Au-delà du travail de relais et d’accueil pratiqué sur son site, WOW se distingue par sa détermination à mener ses actions en étroite collaboration avec les associations féministes des pays concernés. Plus précisément, le bateau de Women On Waves ne se déplace jamais sans être invité. Rebecca Gomperts parle à cet égard d’« extra solidarity ». Parce que les campagnes qui précèdent et accompagnent l’arrivée du bateau sont délibérément très médiatisées, l’agitation qu’elles suscitent rejaillit sur les activistes locales et leur permet de mieux faire entendre leurs revendications. En ce sens, WOW se veut un outil au service de l’action de ses partenaires.

Women On Waves contre l’armada portugaise

C’est d’ailleurs en partenariat avec les associations portugaises que Women On Waves a saisi la Cour européenne de sauvegarde des droits de l’homme et des libertés fondamentales et la Commission européenne pour faire condamner l’intervention des autorités de Lisbonne lors de la campagne de 2004. À peine entré dans les eaux territoriales portugaises, le bateau de WOW avait en effet été accueilli par des navires de guerre. Comment ne pas être surpris par la violence d’une telle réaction ? Ces femmes représentent-elles une menace telle qu’elles déclenchent une simulation de guerre ? Ou s’agit-il, de la part du gouvernement portugais, d’une manifestation agressive de l’humiliation qu’il éprouve face à ses propres manquements — notamment par rapport aux engagements pris devant les institutions européennes ? Toujours est-il que WOW n’est pas le bras armé d’un État étranger et que, pour sa part, elle ne viole aucune loi. Bien au contraire, l’association prend soin d’agir dans une stricte légalité, en dépit des contraintes que ce légalisme sourcilleux implique.

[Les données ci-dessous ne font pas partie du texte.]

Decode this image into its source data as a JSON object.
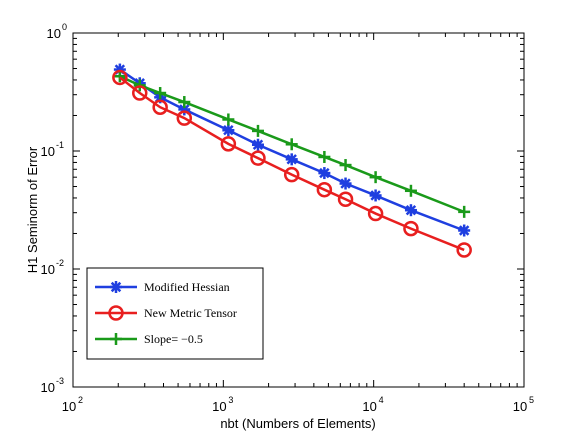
{
  "chart_data": {
    "type": "line",
    "xlabel": "nbt (Numbers of Elements)",
    "ylabel": "H1 Seminorm of Error",
    "xscale": "log",
    "yscale": "log",
    "xlim": [
      100,
      100000
    ],
    "ylim": [
      0.001,
      1
    ],
    "x_ticks": [
      {
        "value": 100,
        "base": "10",
        "exp": "2"
      },
      {
        "value": 1000,
        "base": "10",
        "exp": "3"
      },
      {
        "value": 10000,
        "base": "10",
        "exp": "4"
      },
      {
        "value": 100000,
        "base": "10",
        "exp": "5"
      }
    ],
    "y_ticks": [
      {
        "value": 0.001,
        "base": "10",
        "exp": "-3"
      },
      {
        "value": 0.01,
        "base": "10",
        "exp": "-2"
      },
      {
        "value": 0.1,
        "base": "10",
        "exp": "-1"
      },
      {
        "value": 1,
        "base": "10",
        "exp": "0"
      }
    ],
    "grid": false,
    "legend_position": "bottom-left",
    "series": [
      {
        "name": "Modified Hessian",
        "color": "#1f3fe0",
        "marker": "asterisk",
        "x": [
          205,
          278,
          380,
          550,
          1080,
          1700,
          2850,
          4700,
          6500,
          10300,
          17700,
          40000
        ],
        "y": [
          0.49,
          0.375,
          0.285,
          0.225,
          0.15,
          0.113,
          0.085,
          0.065,
          0.053,
          0.042,
          0.0315,
          0.0212
        ]
      },
      {
        "name": "New Metric Tensor",
        "color": "#e81f1f",
        "marker": "circle",
        "x": [
          205,
          278,
          380,
          550,
          1080,
          1700,
          2850,
          4700,
          6500,
          10300,
          17700,
          40000
        ],
        "y": [
          0.42,
          0.31,
          0.235,
          0.19,
          0.115,
          0.087,
          0.063,
          0.047,
          0.039,
          0.0295,
          0.022,
          0.0145
        ]
      },
      {
        "name": "Slope= −0.5",
        "color": "#1a9a1a",
        "marker": "plus",
        "x": [
          205,
          278,
          380,
          550,
          1080,
          1700,
          2850,
          4700,
          6500,
          10300,
          17700,
          40000
        ],
        "y": [
          0.43,
          0.36,
          0.31,
          0.26,
          0.185,
          0.148,
          0.114,
          0.089,
          0.076,
          0.06,
          0.046,
          0.0305
        ]
      }
    ]
  }
}
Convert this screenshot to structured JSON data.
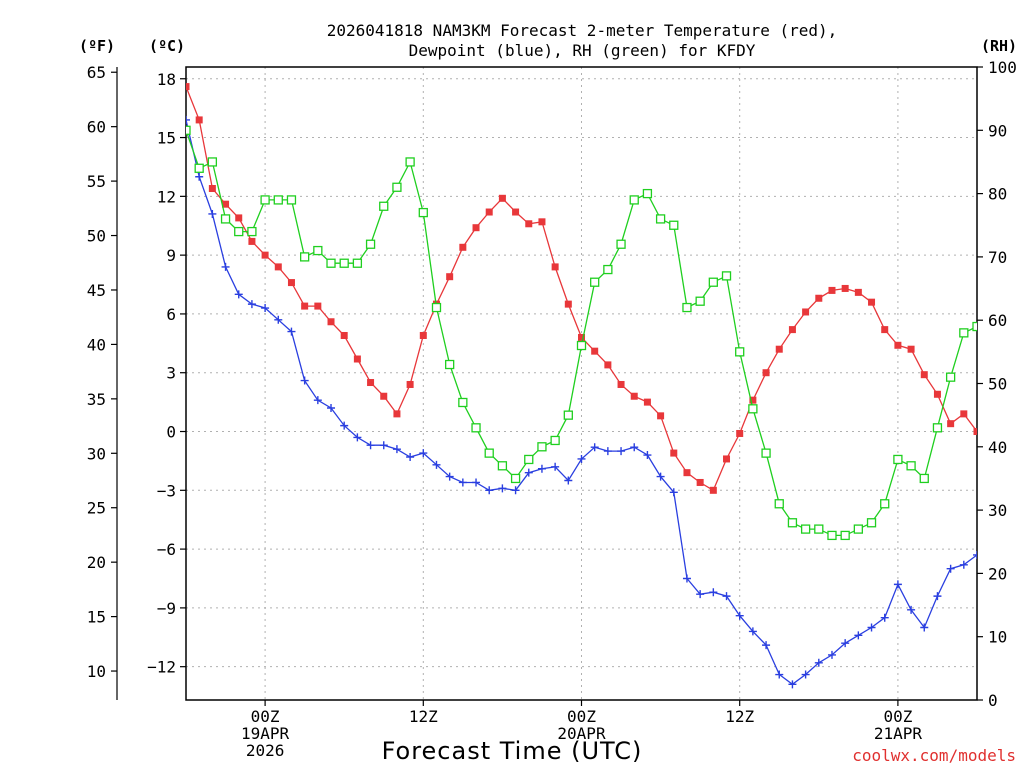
{
  "colors": {
    "temperature": "#e8373a",
    "dewpoint": "#2a3fe0",
    "rh": "#1fcf1f",
    "grid": "#b0b0b0",
    "credit": "#e0302f"
  },
  "chart_data": {
    "type": "line",
    "title_line1": "2026041818 NAM3KM Forecast 2-meter Temperature (red),",
    "title_line2": "Dewpoint (blue), RH (green) for KFDY",
    "xlabel": "Forecast Time (UTC)",
    "credit": "coolwx.com/models",
    "left_outer_unit": "(ºF)",
    "left_inner_unit": "(ºC)",
    "right_unit": "(RH)",
    "x_unit": "forecast hour from 2026-04-18 18Z",
    "xlim": [
      0,
      60
    ],
    "ylim_c": [
      -13.7,
      18.6
    ],
    "ylim_rh": [
      0,
      100
    ],
    "fahrenheit_ticks": [
      "10",
      "15",
      "20",
      "25",
      "30",
      "35",
      "40",
      "45",
      "50",
      "55",
      "60",
      "65"
    ],
    "celsius_ticks": [
      "−12",
      "−9",
      "−6",
      "−3",
      "0",
      "3",
      "6",
      "9",
      "12",
      "15",
      "18"
    ],
    "rh_ticks": [
      "0",
      "10",
      "20",
      "30",
      "40",
      "50",
      "60",
      "70",
      "80",
      "90",
      "100"
    ],
    "x_ticks": [
      {
        "hour": 6,
        "line1": "00Z",
        "line2": "19APR",
        "line3": "2026"
      },
      {
        "hour": 18,
        "line1": "12Z",
        "line2": "",
        "line3": ""
      },
      {
        "hour": 30,
        "line1": "00Z",
        "line2": "20APR",
        "line3": ""
      },
      {
        "hour": 42,
        "line1": "12Z",
        "line2": "",
        "line3": ""
      },
      {
        "hour": 54,
        "line1": "00Z",
        "line2": "21APR",
        "line3": ""
      }
    ],
    "series": [
      {
        "name": "Temperature",
        "unit": "°C",
        "marker": "filled-square",
        "x": [
          0,
          1,
          2,
          3,
          4,
          5,
          6,
          7,
          8,
          9,
          10,
          11,
          12,
          13,
          14,
          15,
          16,
          17,
          18,
          19,
          20,
          21,
          22,
          23,
          24,
          25,
          26,
          27,
          28,
          29,
          30,
          31,
          32,
          33,
          34,
          35,
          36,
          37,
          38,
          39,
          40,
          41,
          42,
          43,
          44,
          45,
          46,
          47,
          48,
          49,
          50,
          51,
          52,
          53,
          54,
          55,
          56,
          57,
          58,
          59,
          60
        ],
        "values": [
          17.6,
          15.9,
          12.4,
          11.6,
          10.9,
          9.7,
          9.0,
          8.4,
          7.6,
          6.4,
          6.4,
          5.6,
          4.9,
          3.7,
          2.5,
          1.8,
          0.9,
          2.4,
          4.9,
          6.5,
          7.9,
          9.4,
          10.4,
          11.2,
          11.9,
          11.2,
          10.6,
          10.7,
          8.4,
          6.5,
          4.8,
          4.1,
          3.4,
          2.4,
          1.8,
          1.5,
          0.8,
          -1.1,
          -2.1,
          -2.6,
          -3.0,
          -1.4,
          -0.1,
          1.6,
          3.0,
          4.2,
          5.2,
          6.1,
          6.8,
          7.2,
          7.3,
          7.1,
          6.6,
          5.2,
          4.4,
          4.2,
          2.9,
          1.9,
          0.4,
          0.9,
          0.0
        ]
      },
      {
        "name": "Dewpoint",
        "unit": "°C",
        "marker": "plus",
        "x": [
          0,
          1,
          2,
          3,
          4,
          5,
          6,
          7,
          8,
          9,
          10,
          11,
          12,
          13,
          14,
          15,
          16,
          17,
          18,
          19,
          20,
          21,
          22,
          23,
          24,
          25,
          26,
          27,
          28,
          29,
          30,
          31,
          32,
          33,
          34,
          35,
          36,
          37,
          38,
          39,
          40,
          41,
          42,
          43,
          44,
          45,
          46,
          47,
          48,
          49,
          50,
          51,
          52,
          53,
          54,
          55,
          56,
          57,
          58,
          59,
          60
        ],
        "values": [
          15.9,
          13.0,
          11.1,
          8.4,
          7.0,
          6.5,
          6.3,
          5.7,
          5.1,
          2.6,
          1.6,
          1.2,
          0.3,
          -0.3,
          -0.7,
          -0.7,
          -0.9,
          -1.3,
          -1.1,
          -1.7,
          -2.3,
          -2.6,
          -2.6,
          -3.0,
          -2.9,
          -3.0,
          -2.1,
          -1.9,
          -1.8,
          -2.5,
          -1.4,
          -0.8,
          -1.0,
          -1.0,
          -0.8,
          -1.2,
          -2.3,
          -3.1,
          -7.5,
          -8.3,
          -8.2,
          -8.4,
          -9.4,
          -10.2,
          -10.9,
          -12.4,
          -12.9,
          -12.4,
          -11.8,
          -11.4,
          -10.8,
          -10.4,
          -10.0,
          -9.5,
          -7.8,
          -9.1,
          -10.0,
          -8.4,
          -7.0,
          -6.8,
          -6.3
        ]
      },
      {
        "name": "Relative Humidity",
        "unit": "%",
        "marker": "open-square",
        "x": [
          0,
          1,
          2,
          3,
          4,
          5,
          6,
          7,
          8,
          9,
          10,
          11,
          12,
          13,
          14,
          15,
          16,
          17,
          18,
          19,
          20,
          21,
          22,
          23,
          24,
          25,
          26,
          27,
          28,
          29,
          30,
          31,
          32,
          33,
          34,
          35,
          36,
          37,
          38,
          39,
          40,
          41,
          42,
          43,
          44,
          45,
          46,
          47,
          48,
          49,
          50,
          51,
          52,
          53,
          54,
          55,
          56,
          57,
          58,
          59,
          60
        ],
        "values": [
          90,
          84,
          85,
          76,
          74,
          74,
          79,
          79,
          79,
          70,
          71,
          69,
          69,
          69,
          72,
          78,
          81,
          85,
          77,
          62,
          53,
          47,
          43,
          39,
          37,
          35,
          38,
          40,
          41,
          45,
          56,
          66,
          68,
          72,
          79,
          80,
          76,
          75,
          62,
          63,
          66,
          67,
          55,
          46,
          39,
          31,
          28,
          27,
          27,
          26,
          26,
          27,
          28,
          31,
          38,
          37,
          35,
          43,
          51,
          58,
          59
        ]
      }
    ]
  }
}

En outre, WOW ne considère pas que son action constitue une ingérence dans les affaires des pays qu’elle visite. Aux yeux de sa fondatrice, il s’agit seulement d’offrir un exercice réel du droit à l’avortement, droit que Rebecca Gomperts tient pour universel, en le soustrayant au principe de territorialité que certains de ses détracteurs lui opposent. Ce que l’association contribue à apporter, c’est donc la possibilité d’un choix pour les femmes. Ce sont au contraire les gouvernements qui bafouent le droit d’avorter dont on peut dire qu’ils s’ingèrent abusivement dans la vie des femmes.

L’intervention de l’armada portugaise met l’accent sur la spécificité de la question de l’avortement et, plus généralement, celui des droits des femmes. Tandis que les navires affrétés par des sociétés commerciales se déplacent librement, la territorialité et ses frontières se redessinent dès lors qu’un bateau portant le pavillon du féminisme demande à accoster. Il reste que le simulacre de bataille navale auquel s’est livré le gouvernement portugais a présenté d’indéniables avantages pour WOW. Du point de vue de la médiatisation de la campagne et des revendications qu’elle portait, on peut avancer que les bateaux de guerre ont été coulés. Reste à connaître l’issue judiciaire de la bataille et son impact sur la modification de la législation portugaise.